The “dark recesses of the Internet,” said the President, need to be policed to catch potential mass murderers before they strike.

“It is too easy,” continued the President, “for troubled youth to surround themselves with a culture that celebrates violence. We must stop or substantially reduce this and it has to begin immediately.”

Within minutes of his speech, Democrats were slamming the President’s remarks. Said, Cory Booker, “White supremacy is not a mental illness, and guns are a tool that white supremacists use to fulfill their hate.”

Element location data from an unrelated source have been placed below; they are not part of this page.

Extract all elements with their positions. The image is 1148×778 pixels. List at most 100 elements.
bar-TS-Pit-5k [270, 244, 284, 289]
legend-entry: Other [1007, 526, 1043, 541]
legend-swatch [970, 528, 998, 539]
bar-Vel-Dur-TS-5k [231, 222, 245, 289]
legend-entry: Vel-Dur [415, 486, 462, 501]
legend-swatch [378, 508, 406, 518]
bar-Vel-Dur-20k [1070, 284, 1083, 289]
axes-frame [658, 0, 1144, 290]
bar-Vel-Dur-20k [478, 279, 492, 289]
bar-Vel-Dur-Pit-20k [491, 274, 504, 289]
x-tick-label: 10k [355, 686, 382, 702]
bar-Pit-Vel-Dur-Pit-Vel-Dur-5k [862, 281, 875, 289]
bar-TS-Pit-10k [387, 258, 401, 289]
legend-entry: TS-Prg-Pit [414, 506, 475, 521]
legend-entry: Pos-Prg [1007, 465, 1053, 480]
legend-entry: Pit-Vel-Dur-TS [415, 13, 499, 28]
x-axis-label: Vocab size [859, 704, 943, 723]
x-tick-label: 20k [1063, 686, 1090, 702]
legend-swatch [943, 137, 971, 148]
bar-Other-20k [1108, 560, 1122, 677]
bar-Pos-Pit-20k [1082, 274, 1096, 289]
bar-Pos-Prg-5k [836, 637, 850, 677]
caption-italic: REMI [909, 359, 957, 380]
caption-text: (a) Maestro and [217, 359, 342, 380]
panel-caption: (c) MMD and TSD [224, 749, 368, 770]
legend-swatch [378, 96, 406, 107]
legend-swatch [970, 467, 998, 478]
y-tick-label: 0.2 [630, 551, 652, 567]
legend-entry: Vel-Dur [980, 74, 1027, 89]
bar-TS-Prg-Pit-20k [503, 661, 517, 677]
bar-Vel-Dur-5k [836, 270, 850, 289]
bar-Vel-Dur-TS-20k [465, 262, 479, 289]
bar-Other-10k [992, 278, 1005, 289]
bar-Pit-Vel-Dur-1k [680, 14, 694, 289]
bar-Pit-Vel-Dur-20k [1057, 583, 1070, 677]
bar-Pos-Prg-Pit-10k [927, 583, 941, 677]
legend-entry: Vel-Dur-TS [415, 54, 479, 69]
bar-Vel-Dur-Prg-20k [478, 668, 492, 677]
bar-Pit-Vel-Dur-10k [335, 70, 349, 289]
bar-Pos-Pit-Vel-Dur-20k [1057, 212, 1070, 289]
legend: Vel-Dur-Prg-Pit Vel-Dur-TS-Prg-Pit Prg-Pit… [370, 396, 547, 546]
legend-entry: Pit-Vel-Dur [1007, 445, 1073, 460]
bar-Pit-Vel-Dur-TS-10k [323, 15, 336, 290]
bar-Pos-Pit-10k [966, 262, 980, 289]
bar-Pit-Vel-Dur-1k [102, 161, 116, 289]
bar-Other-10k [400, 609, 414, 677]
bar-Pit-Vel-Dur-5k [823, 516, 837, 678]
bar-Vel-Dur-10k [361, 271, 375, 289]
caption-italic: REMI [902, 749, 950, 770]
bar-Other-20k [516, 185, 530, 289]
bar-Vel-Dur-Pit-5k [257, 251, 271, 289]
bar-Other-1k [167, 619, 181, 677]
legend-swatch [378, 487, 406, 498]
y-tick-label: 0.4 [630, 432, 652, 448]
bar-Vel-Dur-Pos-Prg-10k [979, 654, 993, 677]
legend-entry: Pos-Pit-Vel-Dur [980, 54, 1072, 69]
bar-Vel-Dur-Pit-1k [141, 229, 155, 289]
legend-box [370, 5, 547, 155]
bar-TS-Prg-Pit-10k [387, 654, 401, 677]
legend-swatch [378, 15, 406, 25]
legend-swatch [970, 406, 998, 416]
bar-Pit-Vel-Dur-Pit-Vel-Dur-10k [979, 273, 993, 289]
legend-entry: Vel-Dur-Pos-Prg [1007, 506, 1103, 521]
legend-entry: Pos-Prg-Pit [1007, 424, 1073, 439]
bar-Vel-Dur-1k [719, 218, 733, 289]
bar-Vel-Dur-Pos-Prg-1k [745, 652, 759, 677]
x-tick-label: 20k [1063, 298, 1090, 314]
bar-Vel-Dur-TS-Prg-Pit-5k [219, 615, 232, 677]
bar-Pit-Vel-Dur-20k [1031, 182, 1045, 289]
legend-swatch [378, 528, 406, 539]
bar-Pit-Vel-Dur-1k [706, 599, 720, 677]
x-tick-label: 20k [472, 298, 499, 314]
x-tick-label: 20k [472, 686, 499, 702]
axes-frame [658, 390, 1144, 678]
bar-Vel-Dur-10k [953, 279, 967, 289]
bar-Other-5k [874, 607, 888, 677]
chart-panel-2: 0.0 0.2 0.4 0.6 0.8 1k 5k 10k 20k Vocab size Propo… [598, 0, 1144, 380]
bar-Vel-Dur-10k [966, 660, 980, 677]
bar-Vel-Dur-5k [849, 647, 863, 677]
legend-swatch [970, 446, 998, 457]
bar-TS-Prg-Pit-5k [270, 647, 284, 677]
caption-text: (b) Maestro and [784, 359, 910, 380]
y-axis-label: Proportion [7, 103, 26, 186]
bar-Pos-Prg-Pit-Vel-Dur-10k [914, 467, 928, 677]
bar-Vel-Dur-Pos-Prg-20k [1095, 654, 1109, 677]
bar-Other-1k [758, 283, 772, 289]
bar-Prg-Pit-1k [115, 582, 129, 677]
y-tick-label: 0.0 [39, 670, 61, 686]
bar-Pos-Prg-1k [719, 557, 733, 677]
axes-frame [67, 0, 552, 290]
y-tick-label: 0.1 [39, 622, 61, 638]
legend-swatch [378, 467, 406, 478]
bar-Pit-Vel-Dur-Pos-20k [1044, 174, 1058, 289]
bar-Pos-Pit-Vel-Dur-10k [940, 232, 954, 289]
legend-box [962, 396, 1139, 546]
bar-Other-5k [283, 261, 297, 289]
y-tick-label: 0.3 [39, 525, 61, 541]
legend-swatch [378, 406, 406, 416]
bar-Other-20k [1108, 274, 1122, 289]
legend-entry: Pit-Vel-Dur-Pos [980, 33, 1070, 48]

And, so the post-shooting loop continues. Rank and callow opportunists like Beto O’Rourke and Cory Booker scream about the NRA and accuses Trump and the rest of us of having blood on our hands. When the shock wears off and the socially acceptable carnage in Democrat-controlled cities reverts to normal, we’ll be back to where we started—until the next time.

We need to listen to President Trump and recognize that this problem is systemic. It won’t be solved in just a few minutes. There are other players here, like the ACLU, who won’t stand for involuntary jailing of people who have yet to commit a crime. There are gun owners in Montana and Wyoming who don’t want restriction on their gun owning rights.

What we need is a calm and reasonable conversation. Unfortunately, the only way to convince Democrats to behave reasonably is to defeat them politically and vote them out of the conversation.

And that’s why we need to reelect Donald Trump.